Fluidic Control of a Wing Tip Vortex

摘要

A novel technique of active wing tip vortex control was studied in a wind tunnel by deflecting a flap mounted at the tip of a semispan NACA 0015 wing model and then modifying the shear layer above the flap by means of zero mass-flux fluidic perturbations. Primary data acquired included surface pressure measurements and particle image velocimetry of the flap region and of the vortex downstream of the wing tip. The shear layer above the flap was particularly responsive to fluidic perturbations, requiring small relative momentum to produce large changes to the layer and consequently the vortex. However, integrated surface pressures showed that deflection of the shear layer, and even eliminating separation completely, had a relatively small effect on the overall aerodynamic loads.
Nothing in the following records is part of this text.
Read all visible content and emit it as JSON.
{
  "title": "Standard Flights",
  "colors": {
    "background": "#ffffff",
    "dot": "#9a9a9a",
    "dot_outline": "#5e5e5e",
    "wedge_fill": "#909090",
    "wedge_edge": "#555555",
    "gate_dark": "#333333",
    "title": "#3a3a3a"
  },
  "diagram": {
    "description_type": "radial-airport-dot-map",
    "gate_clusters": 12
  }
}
Deflection of the shear layer had the effect of moving the vortex outboard and changing the axial velocity at the vortex center from wakelike to jetlike flow. The spanwise deflection of the vortex centroids correlated with the nature of the loading near the wing tip: forward loading corresponded to inboard vortex movement; aft loading corresponded to outboard vortex movement. Variation of the vortex axial velocity was described using the mechanical energy equation where changes from wakelike to jetlike flow were, remarkably, comparable to the magnitude of the freestream velocity.